Special servicers report an uptick in transfers to watchlists and workouts, with more borrowers seeking maturity extensions, rate relief or deed-in-lieu resolutions to avoid outright default. The shift reflects the difficulty many property owners face in bridging the gap between legacy loan terms and today's underwriting standards. Lenders are increasingly requiring additional equity injections, higher debt-service-coverage ratios and stronger operating performance before agreeing to refinance existing debt. For properties that cannot meet those thresholds, the path forward often leads to restructuring negotiations or distressed-sale processes.
The story highlights regional banks' exposure to legacy CRE loans and notes that regulators are closely monitoring concentrations and underwriting standards. Smaller institutions with heavy office or retail allocations are under particular scrutiny as supervisors assess capital adequacy and loan-loss reserves. The combination of regulatory pressure and deteriorating collateral values is prompting some lenders to tighten credit boxes further, compounding refinancing challenges for borrowers who had relied on accommodative terms during the ultra-low-rate environment of the past decade.
Market participants describe the current environment as a slow-burn credit cycle, where rising cap rates, lower valuations and stricter lending terms are feeding a pipeline of distressed sales, recapitalisations and opportunistic debt strategies. Unlike the sharp, system-wide shocks of 2008, today's stress is concentrated in specific asset classes and geographies, unfolding gradually as individual loans mature and property performance deteriorates. That slow tempo gives both lenders and borrowers more time to negotiate outcomes but also prolongs uncertainty and delays the clearing of troubled assets from the market.
Office properties with weak occupancy are among the most vulnerable to the refinancing crunch. Older buildings lacking modern amenities or flex-space configurations face steep declines in rental income and occupancy, making it difficult to support existing debt loads at higher interest rates. Lenders are repricing these assets at wider cap rates, resulting in valuation haircuts that often exceed available equity cushions. In many cases, owners are electing to hand keys back to lenders rather than inject fresh capital into properties with uncertain long-term prospects.
Retail and certain multifamily segments are also experiencing refinancing pressure, though the dynamics vary by sub-sector and market. Neighbourhood shopping centres anchored by essential services have fared better than enclosed malls, while Class A multifamily in supply-constrained markets continues to attract capital. Class B and C multifamily properties in oversupplied sunbelt metros, however, face rising vacancies and operating-expense pressures that complicate refinancing conversations. Lenders are scrutinising rent rolls, concession levels and net operating income trends more closely than at any point in the last fifteen years.
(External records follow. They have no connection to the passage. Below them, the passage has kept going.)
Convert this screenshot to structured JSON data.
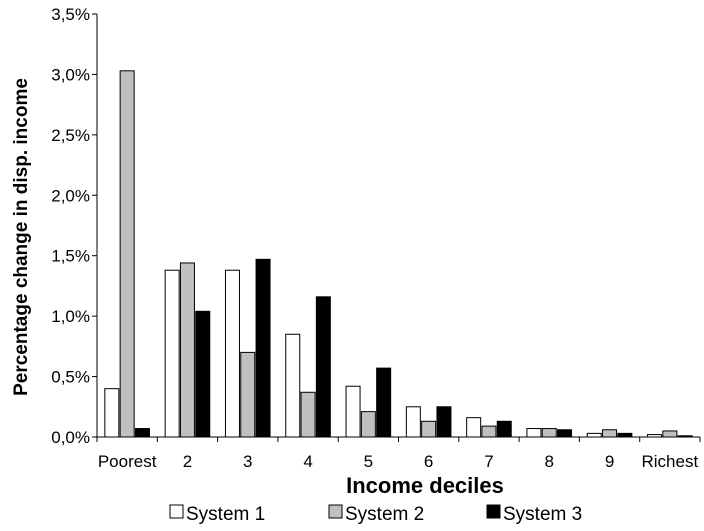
{
  "chart_data": {
    "type": "bar",
    "xlabel": "Income deciles",
    "ylabel": "Percentage change in disp. income",
    "categories": [
      "Poorest",
      "2",
      "3",
      "4",
      "5",
      "6",
      "7",
      "8",
      "9",
      "Richest"
    ],
    "ylim": [
      0,
      3.5
    ],
    "yticks": [
      "0,0%",
      "0,5%",
      "1,0%",
      "1,5%",
      "2,0%",
      "2,5%",
      "3,0%",
      "3,5%"
    ],
    "grid": false,
    "legend_position": "bottom",
    "series": [
      {
        "name": "System 1",
        "color": "#ffffff",
        "values": [
          0.4,
          1.38,
          1.38,
          0.85,
          0.42,
          0.25,
          0.16,
          0.07,
          0.03,
          0.02
        ]
      },
      {
        "name": "System 2",
        "color": "#c0c0c0",
        "values": [
          3.03,
          1.44,
          0.7,
          0.37,
          0.21,
          0.13,
          0.09,
          0.07,
          0.06,
          0.05
        ]
      },
      {
        "name": "System 3",
        "color": "#000000",
        "values": [
          0.07,
          1.04,
          1.47,
          1.16,
          0.57,
          0.25,
          0.13,
          0.06,
          0.03,
          0.01
        ]
      }
    ]
  }
}
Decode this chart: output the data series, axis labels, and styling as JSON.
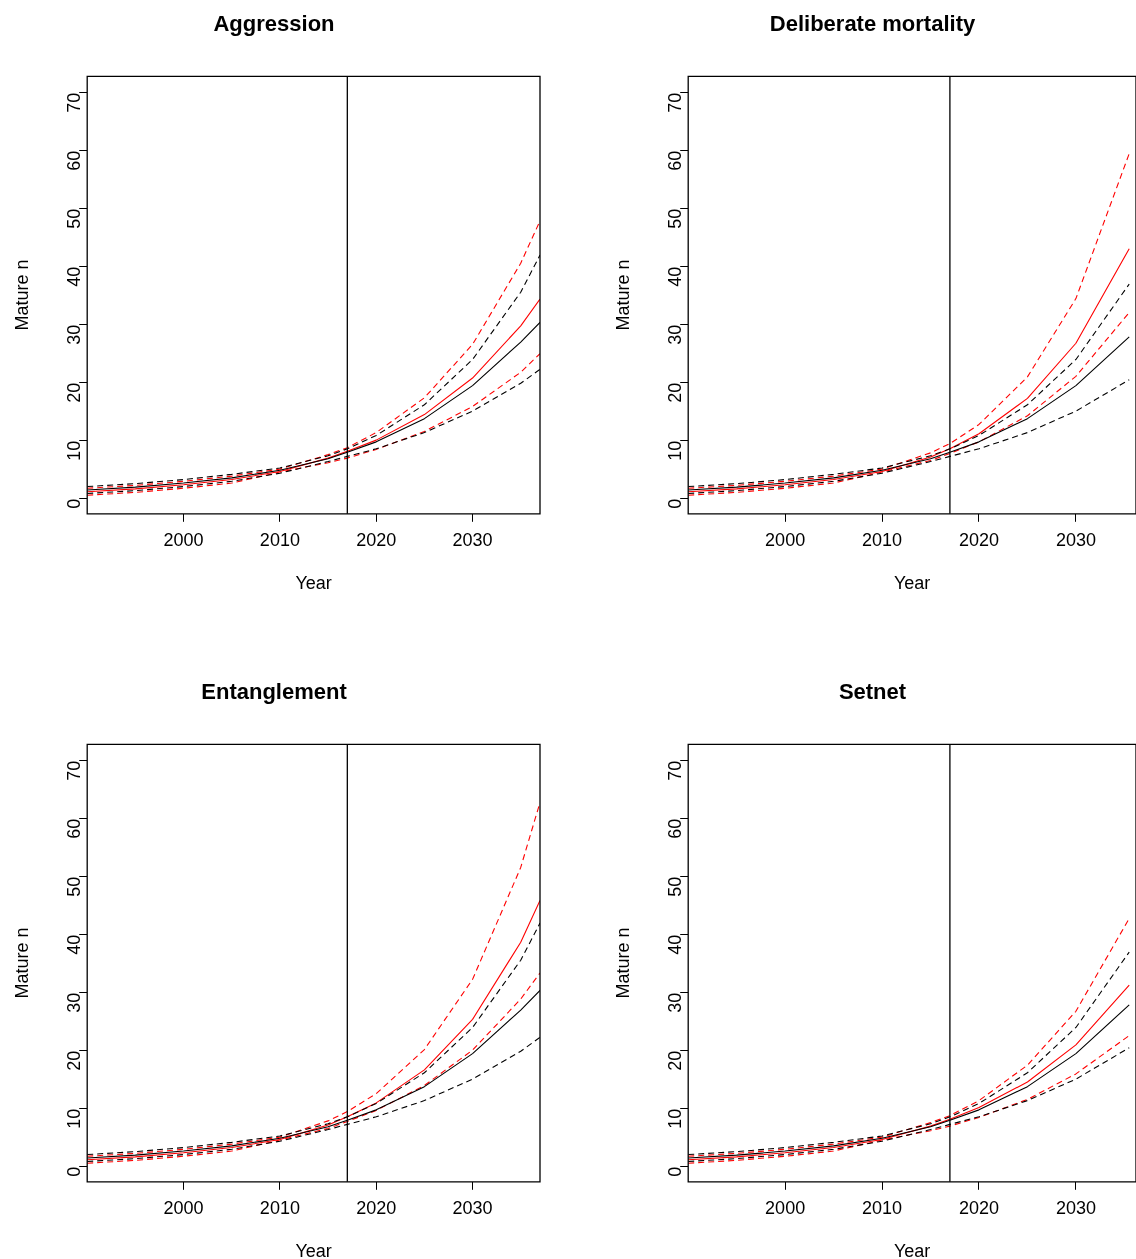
{
  "chart_data": [
    {
      "type": "line",
      "title": "Aggression",
      "xlabel": "Year",
      "ylabel": "Mature n",
      "x": [
        1990,
        1995,
        2000,
        2005,
        2010,
        2015,
        2017,
        2020,
        2025,
        2030,
        2035,
        2037
      ],
      "xlim": [
        1990,
        2037
      ],
      "xticks": [
        2000,
        2010,
        2020,
        2030
      ],
      "ylim": [
        -2.6,
        72.8
      ],
      "yticks": [
        0,
        10,
        20,
        30,
        40,
        50,
        60,
        70
      ],
      "grid": false,
      "ref_lines": [
        {
          "axis": "x",
          "value": 2017,
          "color": "#000000"
        }
      ],
      "series": [
        {
          "color": "#000000",
          "line_style": "solid",
          "values": [
            1.5,
            2.0,
            2.7,
            3.6,
            4.9,
            6.9,
            8.0,
            9.8,
            13.8,
            19.5,
            27.0,
            30.4
          ]
        },
        {
          "color": "#000000",
          "line_style": "dashed",
          "values": [
            2.1,
            2.6,
            3.3,
            4.2,
            5.3,
            7.4,
            8.6,
            10.9,
            16.2,
            24.0,
            35.6,
            42.0
          ]
        },
        {
          "color": "#000000",
          "line_style": "dashed",
          "values": [
            0.9,
            1.4,
            2.1,
            3.0,
            4.4,
            6.4,
            7.3,
            8.6,
            11.4,
            15.1,
            19.9,
            22.3
          ]
        },
        {
          "color": "#ff0000",
          "line_style": "solid",
          "values": [
            1.2,
            1.7,
            2.4,
            3.3,
            4.7,
            7.0,
            8.2,
            10.1,
            14.5,
            20.8,
            29.8,
            34.4
          ]
        },
        {
          "color": "#ff0000",
          "line_style": "dashed",
          "values": [
            1.8,
            2.3,
            3.0,
            3.9,
            5.1,
            7.6,
            8.8,
            11.4,
            17.4,
            26.6,
            40.6,
            47.9
          ]
        },
        {
          "color": "#ff0000",
          "line_style": "dashed",
          "values": [
            0.6,
            1.1,
            1.8,
            2.7,
            4.6,
            6.2,
            7.0,
            8.5,
            11.6,
            15.9,
            21.8,
            25.0
          ]
        }
      ]
    },
    {
      "type": "line",
      "title": "Deliberate mortality",
      "xlabel": "Year",
      "ylabel": "Mature n",
      "x": [
        1990,
        1995,
        2000,
        2005,
        2010,
        2015,
        2017,
        2020,
        2025,
        2030,
        2035.5
      ],
      "xlim": [
        1990,
        2036.2
      ],
      "xticks": [
        2000,
        2010,
        2020,
        2030
      ],
      "ylim": [
        -2.6,
        72.8
      ],
      "yticks": [
        0,
        10,
        20,
        30,
        40,
        50,
        60,
        70
      ],
      "grid": false,
      "ref_lines": [
        {
          "axis": "x",
          "value": 2017,
          "color": "#000000"
        }
      ],
      "series": [
        {
          "color": "#000000",
          "line_style": "solid",
          "values": [
            1.5,
            2.0,
            2.7,
            3.6,
            4.9,
            6.9,
            8.0,
            9.8,
            13.8,
            19.5,
            27.9
          ]
        },
        {
          "color": "#000000",
          "line_style": "dashed",
          "values": [
            2.1,
            2.6,
            3.3,
            4.2,
            5.3,
            7.4,
            8.6,
            10.9,
            16.2,
            24.0,
            37.0
          ]
        },
        {
          "color": "#000000",
          "line_style": "dashed",
          "values": [
            0.9,
            1.4,
            2.1,
            3.0,
            4.4,
            6.4,
            7.3,
            8.6,
            11.4,
            15.1,
            20.5
          ]
        },
        {
          "color": "#ff0000",
          "line_style": "solid",
          "values": [
            1.2,
            1.7,
            2.4,
            3.3,
            4.7,
            7.2,
            8.6,
            11.2,
            17.3,
            26.8,
            43.1
          ]
        },
        {
          "color": "#ff0000",
          "line_style": "dashed",
          "values": [
            1.8,
            2.3,
            3.0,
            3.9,
            5.1,
            7.9,
            9.5,
            12.8,
            21.0,
            34.5,
            59.5
          ]
        },
        {
          "color": "#ff0000",
          "line_style": "dashed",
          "values": [
            0.6,
            1.1,
            1.8,
            2.7,
            4.6,
            6.6,
            7.8,
            9.8,
            14.3,
            21.1,
            32.1
          ]
        }
      ]
    },
    {
      "type": "line",
      "title": "Entanglement",
      "xlabel": "Year",
      "ylabel": "Mature n",
      "x": [
        1990,
        1995,
        2000,
        2005,
        2010,
        2015,
        2017,
        2020,
        2025,
        2030,
        2035,
        2037
      ],
      "xlim": [
        1990,
        2037
      ],
      "xticks": [
        2000,
        2010,
        2020,
        2030
      ],
      "ylim": [
        -2.6,
        72.8
      ],
      "yticks": [
        0,
        10,
        20,
        30,
        40,
        50,
        60,
        70
      ],
      "grid": false,
      "ref_lines": [
        {
          "axis": "x",
          "value": 2017,
          "color": "#000000"
        }
      ],
      "series": [
        {
          "color": "#000000",
          "line_style": "solid",
          "values": [
            1.5,
            2.0,
            2.7,
            3.6,
            4.9,
            6.9,
            8.0,
            9.8,
            13.8,
            19.5,
            27.0,
            30.4
          ]
        },
        {
          "color": "#000000",
          "line_style": "dashed",
          "values": [
            2.1,
            2.6,
            3.3,
            4.2,
            5.3,
            7.4,
            8.6,
            10.9,
            16.2,
            24.0,
            35.6,
            42.0
          ]
        },
        {
          "color": "#000000",
          "line_style": "dashed",
          "values": [
            0.9,
            1.4,
            2.1,
            3.0,
            4.4,
            6.4,
            7.3,
            8.6,
            11.4,
            15.1,
            19.9,
            22.3
          ]
        },
        {
          "color": "#ff0000",
          "line_style": "solid",
          "values": [
            1.2,
            1.7,
            2.4,
            3.3,
            4.7,
            7.2,
            8.6,
            11.0,
            16.7,
            25.4,
            38.7,
            45.9
          ]
        },
        {
          "color": "#ff0000",
          "line_style": "dashed",
          "values": [
            1.8,
            2.3,
            3.0,
            3.9,
            5.1,
            7.9,
            9.5,
            12.6,
            20.2,
            32.3,
            51.6,
            62.8
          ]
        },
        {
          "color": "#ff0000",
          "line_style": "dashed",
          "values": [
            0.6,
            1.1,
            1.8,
            2.7,
            4.6,
            6.6,
            7.8,
            9.7,
            14.0,
            20.1,
            28.9,
            33.4
          ]
        }
      ]
    },
    {
      "type": "line",
      "title": "Setnet",
      "xlabel": "Year",
      "ylabel": "Mature n",
      "x": [
        1990,
        1995,
        2000,
        2005,
        2010,
        2015,
        2017,
        2020,
        2025,
        2030,
        2035.5
      ],
      "xlim": [
        1990,
        2036.2
      ],
      "xticks": [
        2000,
        2010,
        2020,
        2030
      ],
      "ylim": [
        -2.6,
        72.8
      ],
      "yticks": [
        0,
        10,
        20,
        30,
        40,
        50,
        60,
        70
      ],
      "grid": false,
      "ref_lines": [
        {
          "axis": "x",
          "value": 2017,
          "color": "#000000"
        }
      ],
      "series": [
        {
          "color": "#000000",
          "line_style": "solid",
          "values": [
            1.5,
            2.0,
            2.7,
            3.6,
            4.9,
            6.9,
            8.0,
            9.8,
            13.8,
            19.5,
            27.9
          ]
        },
        {
          "color": "#000000",
          "line_style": "dashed",
          "values": [
            2.1,
            2.6,
            3.3,
            4.2,
            5.3,
            7.4,
            8.6,
            10.9,
            16.2,
            24.0,
            37.0
          ]
        },
        {
          "color": "#000000",
          "line_style": "dashed",
          "values": [
            0.9,
            1.4,
            2.1,
            3.0,
            4.4,
            6.4,
            7.3,
            8.6,
            11.4,
            15.1,
            20.5
          ]
        },
        {
          "color": "#ff0000",
          "line_style": "solid",
          "values": [
            1.2,
            1.7,
            2.4,
            3.3,
            4.7,
            7.0,
            8.2,
            10.2,
            14.6,
            21.0,
            31.3
          ]
        },
        {
          "color": "#ff0000",
          "line_style": "dashed",
          "values": [
            1.8,
            2.3,
            3.0,
            3.9,
            5.1,
            7.6,
            8.8,
            11.4,
            17.5,
            26.8,
            42.8
          ]
        },
        {
          "color": "#ff0000",
          "line_style": "dashed",
          "values": [
            0.6,
            1.1,
            1.8,
            2.7,
            4.6,
            6.2,
            7.0,
            8.5,
            11.6,
            16.0,
            22.6
          ]
        }
      ]
    }
  ]
}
The article notes that the maturity wall is particularly steep in 2026 and 2027, when large tranches of loans originated during the low-rate cycle come due. That concentration creates a bottleneck in the refinancing market, as lenders lack the capacity to underwrite and close the volume of requests in a compressed timeframe. Borrowers who waited until the eleventh hour to engage with lenders may find themselves with limited options and little negotiating leverage, especially if property performance has deteriorated since origination.
Opportunistic debt funds and distressed-credit strategies are positioning to capitalise on the dislocation. Investors with dry powder are targeting rescue financing, discounted note purchases and structured preferred-equity deals that offer double-digit returns in exchange for taking on assets lenders no longer want to hold. The pipeline of such opportunities is expected to grow materially over the next eighteen months as more loans transfer to special servicing and borrowers exhaust conventional refinancing routes. For allocators with the patience and expertise to navigate workouts, the current environment presents a multi-year deployment window.
Regulatory oversight is intensifying in parallel with the credit cycle. Supervisors are conducting stress tests on banks' CRE portfolios and requiring institutions to demonstrate robust risk-management frameworks and adequate loss reserves. The focus on concentration risk is particularly acute for community and regional banks, where CRE exposures can exceed two hundred per cent of risk-based capital. Examiners are pushing banks to reduce concentrations, improve underwriting discipline and enhance monitoring of borrower financial health, all of which contribute to tighter credit availability for refinancing borrowers.